Arrokoth, a small rock orbiting in the far reaches of our solar system has helped us understand more on how exactly the planets are formed. It is the most distant and oldest object ever to be visited by a human spacecraft.

Arrokoth was visited by New Horizons probe earlier and the data the probe collected has helped resolve some of the debate that exists regarding the formation of planetesimals or the small rocky seeds that develop into planets. Three new papers based on the data collected by probe has been released recently.

New Horizons probe made its visit to this primordial rock on New Year’s Day last year, way out in the Kuiper Belt. Located at an average distance from the Sun of 6.7 billion kilometres, it is the most distant single object that we have identified in the Solar System.

Initial data that we got back in May last year suggested that Arrokoth was once a binary object whose two halves had gently come together. Researchers also has found that its surface was lightly cratered and was predominantly red. But due to lack of more data researchers were unable to give accurate explanation to these observations.

The new papers shine more light into this as they had 10 times more the data to study with.The first of them, by New Horizons investigator William McKinnon of Washington University in St. Louis found that the two objects in the Arrokoth binary actually are from same area.

The finding is very important as it strengthens pebble accretion model of planetesimal formation. In this model elements from same area of the Solar nebula gently comes together to form binary object. In the opposing  hierarchical accretion model of planetesimal formation, it was believed that planet seeds were formed by violent crash of dust and particles from different parts of the Solar nebula.

The researchers explain that if Arrokoth had formed from chunks coming together from different parts of the nebula, it would have shown more evidence of impacts.

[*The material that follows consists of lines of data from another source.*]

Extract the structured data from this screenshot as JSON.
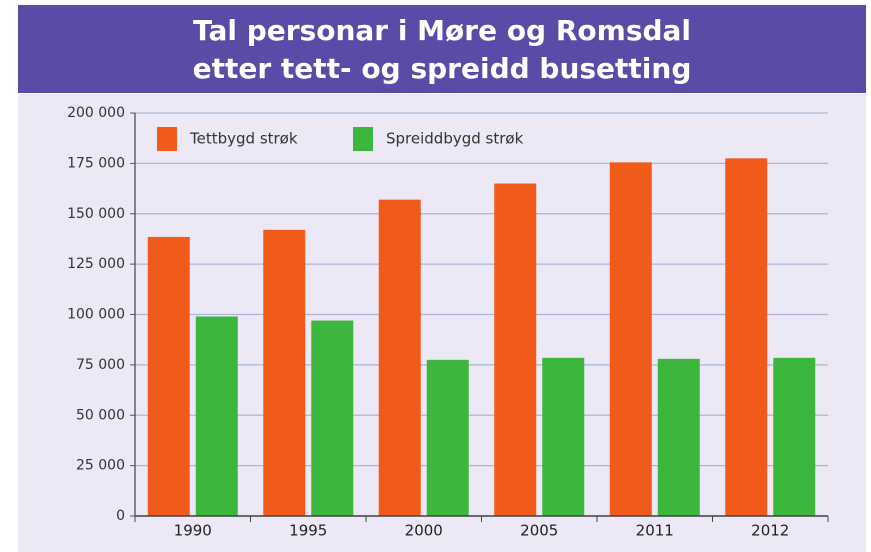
{
  "chart_data": {
    "type": "bar",
    "title": [
      "Tal personar i Møre og Romsdal",
      "etter tett- og spreidd busetting"
    ],
    "categories": [
      "1990",
      "1995",
      "2000",
      "2005",
      "2011",
      "2012"
    ],
    "series": [
      {
        "name": "Tettbygd strøk",
        "color": "#f05a1a",
        "values": [
          138500,
          142000,
          157000,
          165000,
          175500,
          177500
        ]
      },
      {
        "name": "Spreiddbygd strøk",
        "color": "#3cb63c",
        "values": [
          99000,
          97000,
          77500,
          78500,
          78000,
          78500
        ]
      }
    ],
    "ylim": [
      0,
      200000
    ],
    "yticks": [
      0,
      {
        "value": 25000,
        "label": "25 000"
      },
      {
        "value": 50000,
        "label": "50 000"
      },
      {
        "value": 75000,
        "label": "75 000"
      },
      {
        "value": 100000,
        "label": "100 000"
      },
      {
        "value": 125000,
        "label": "125 000"
      },
      {
        "value": 150000,
        "label": "150 000"
      },
      {
        "value": 175000,
        "label": "175 000"
      },
      {
        "value": 200000,
        "label": "200 000"
      }
    ],
    "grid": true,
    "legend": "top-left"
  }
}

“There is no evidence,” the team wrote in their paper, “of heliocentric, high-speed collisional evolution, or any catastrophic impact during its lifetime. Instead, we conclude that its two lobes came together at low velocity, no more than a few metres per second and possibly much more slowly.”

This means contrary to the previous belief planet seeds were formed much gentler. The second paper by  John Spencer of the Southwest Research Institute, further supports this view by confirming that confirmed that  Arrokoth was smooth and only lightly cratered, unlike other objects in the Solar System. The lack of rings or satellites larger than 180 metres within a radius of 8,000 kilometres indicates it has remained peaceful for a long period of time. The study also estimates that the object’s surface is around 4 billion years old, nearly as old as the Solar System itself.

In the third paper, astronomer Will Grundy of Lowell Observatory and colleagues establishes that Arrokoth’s peculiar redness is caused by organic matter. Arrokoth is coated by “ultrared matter” which can also be found in other objects of the Kupier Belt. The team has found that Arrokoth  is uniformly cold and red, coated in methanol ice and complex organic molecules. Though New Horizons data was not enough to identify what the exact molecules are, the researchers are pretty sure that they are responsible for the red colour.

Grundy’s paper also agrees with the age of the rock and  supports the finding that Arrokoth was formed in a highly localised region. All these evidences now tilt the balance in the favour of  pebble accretion model of planetesimal formation. 

The new revelations makes a compelling case for sending more probes in future to study the objects in Kuiper belt.